The Duke-led team reported that they isolated multiple key gene alterations in the circulating prostate tumor cells of patients who had developed resistance to abiraterone or enzalutamide.
The drug enzalutamide blocks the male androgen receptor, while abiraterone decreases testosterone levels. Both drugs are approved to treat hormone-resistant prostate cancer, but the tumors usually develop resistance within a few years.
The study used sophisticated blood analysis technology to demonstrate that tumor cells detected circulating in the blood may reveal important genetic information. This information could guide future treatment, as well as suggest possibilities for new therapies.
The DCI, in collaboration with the Duke Molecular Physiology Institute (DMPI), used a process called array-based comparative genomic hybridization to examine the genome of the circulating tumor cells within 16 men suffering advanced, treatment-resistant prostate cancer. The process allowed the team to identify which genes had extra copies and which regions were deleted.

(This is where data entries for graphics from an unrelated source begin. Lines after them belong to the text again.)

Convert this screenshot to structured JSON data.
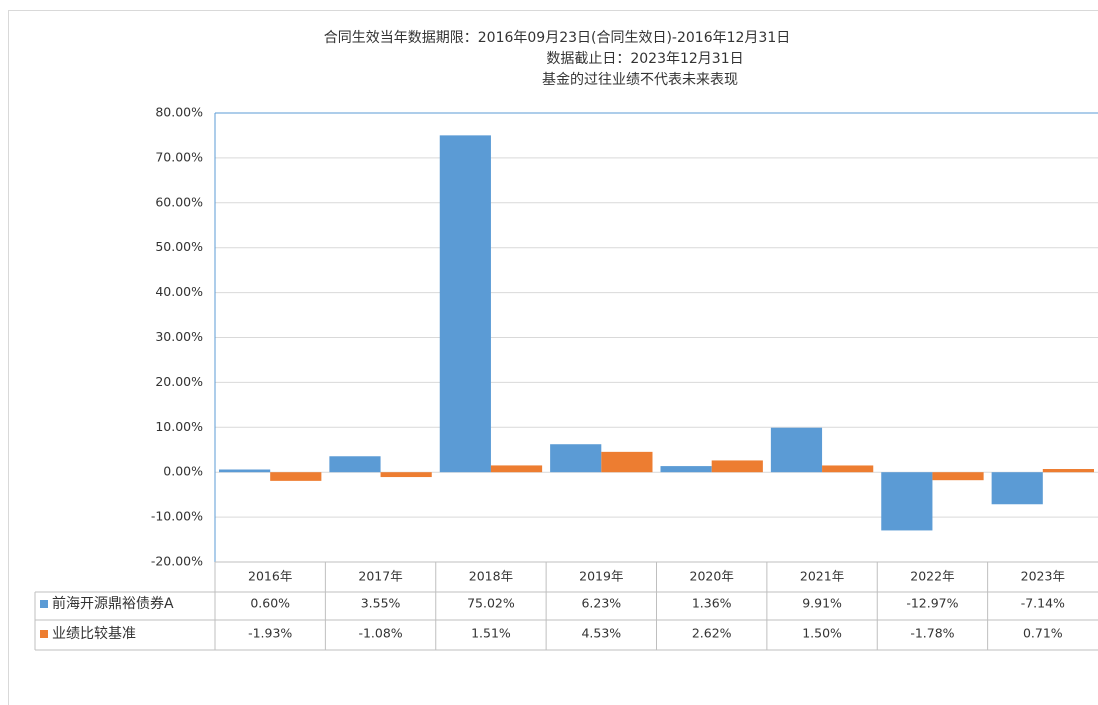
{
  "chart_data": {
    "type": "bar",
    "title_lines": [
      "合同生效当年数据期限：2016年09月23日(合同生效日)-2016年12月31日",
      "数据截止日：2023年12月31日",
      "基金的过往业绩不代表未来表现"
    ],
    "categories": [
      "2016年",
      "2017年",
      "2018年",
      "2019年",
      "2020年",
      "2021年",
      "2022年",
      "2023年"
    ],
    "series": [
      {
        "name": "前海开源鼎裕债券A",
        "color": "#5b9bd5",
        "values": [
          0.6,
          3.55,
          75.02,
          6.23,
          1.36,
          9.91,
          -12.97,
          -7.14
        ],
        "value_labels": [
          "0.60%",
          "3.55%",
          "75.02%",
          "6.23%",
          "1.36%",
          "9.91%",
          "-12.97%",
          "-7.14%"
        ]
      },
      {
        "name": "业绩比较基准",
        "color": "#ed7d31",
        "values": [
          -1.93,
          -1.08,
          1.51,
          4.53,
          2.62,
          1.5,
          -1.78,
          0.71
        ],
        "value_labels": [
          "-1.93%",
          "-1.08%",
          "1.51%",
          "4.53%",
          "2.62%",
          "1.50%",
          "-1.78%",
          "0.71%"
        ]
      }
    ],
    "ylim": [
      -20,
      80
    ],
    "yticks": [
      {
        "value": -20,
        "label": "-20.00%"
      },
      {
        "value": -10,
        "label": "-10.00%"
      },
      {
        "value": 0,
        "label": "0.00%"
      },
      {
        "value": 10,
        "label": "10.00%"
      },
      {
        "value": 20,
        "label": "20.00%"
      },
      {
        "value": 30,
        "label": "30.00%"
      },
      {
        "value": 40,
        "label": "40.00%"
      },
      {
        "value": 50,
        "label": "50.00%"
      },
      {
        "value": 60,
        "label": "60.00%"
      },
      {
        "value": 70,
        "label": "70.00%"
      },
      {
        "value": 80,
        "label": "80.00%"
      }
    ],
    "grid": true
  }
}
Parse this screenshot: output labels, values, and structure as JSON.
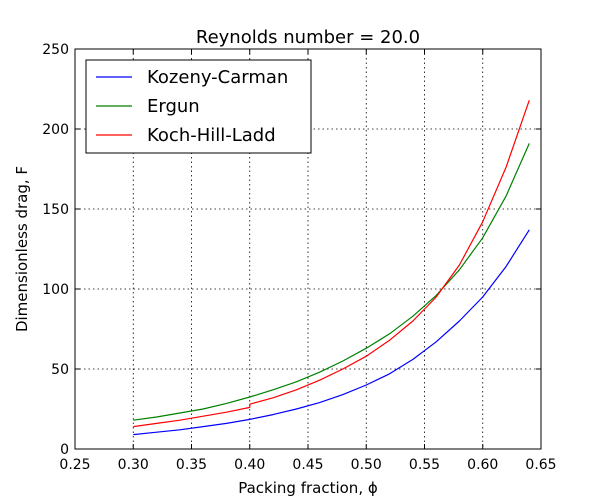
{
  "chart_data": {
    "type": "line",
    "title": "Reynolds number = 20.0",
    "xlabel": "Packing fraction, ϕ",
    "ylabel": "Dimensionless drag, F",
    "xlim": [
      0.25,
      0.65
    ],
    "ylim": [
      0,
      250
    ],
    "xticks": [
      "0.25",
      "0.30",
      "0.35",
      "0.40",
      "0.45",
      "0.50",
      "0.55",
      "0.60",
      "0.65"
    ],
    "yticks": [
      "0",
      "50",
      "100",
      "150",
      "200",
      "250"
    ],
    "grid": true,
    "legend_position": "top-left",
    "series": [
      {
        "name": "Kozeny-Carman",
        "color": "#0000ff",
        "x": [
          0.3,
          0.32,
          0.34,
          0.36,
          0.38,
          0.4,
          0.42,
          0.44,
          0.46,
          0.48,
          0.5,
          0.52,
          0.54,
          0.56,
          0.58,
          0.6,
          0.62,
          0.64
        ],
        "y": [
          9,
          10.5,
          12,
          14,
          16,
          18.5,
          21.5,
          25,
          29,
          34,
          40,
          47,
          56,
          67,
          80,
          95,
          114,
          137
        ]
      },
      {
        "name": "Ergun",
        "color": "#008000",
        "x": [
          0.3,
          0.32,
          0.34,
          0.36,
          0.38,
          0.4,
          0.42,
          0.44,
          0.46,
          0.48,
          0.5,
          0.52,
          0.54,
          0.56,
          0.58,
          0.6,
          0.62,
          0.64
        ],
        "y": [
          18,
          20,
          22.5,
          25,
          28.5,
          32.5,
          37,
          42,
          48,
          55,
          63,
          72,
          83,
          96,
          112,
          132,
          158,
          191
        ]
      },
      {
        "name": "Koch-Hill-Ladd",
        "color": "#ff0000",
        "x": [
          0.3,
          0.32,
          0.34,
          0.36,
          0.38,
          0.4,
          0.4,
          0.42,
          0.44,
          0.46,
          0.48,
          0.5,
          0.52,
          0.54,
          0.56,
          0.58,
          0.6,
          0.62,
          0.64
        ],
        "y": [
          14,
          16,
          18,
          20.5,
          23,
          26,
          28,
          32,
          37,
          43,
          50,
          58,
          68,
          80,
          95,
          115,
          142,
          176,
          218
        ]
      }
    ]
  }
}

The researchers located changes in several genetic pathways that appear to be common among the circulating tumor cells.
The noted alterations could be used as biomarkers as a part of a blood-based biopsy to determine which treatment would likely be most effective. They must first be similarly identified within larger studies. A large prospective clinical validation study is currently underway at DCI. If located, the results could direct new drug development.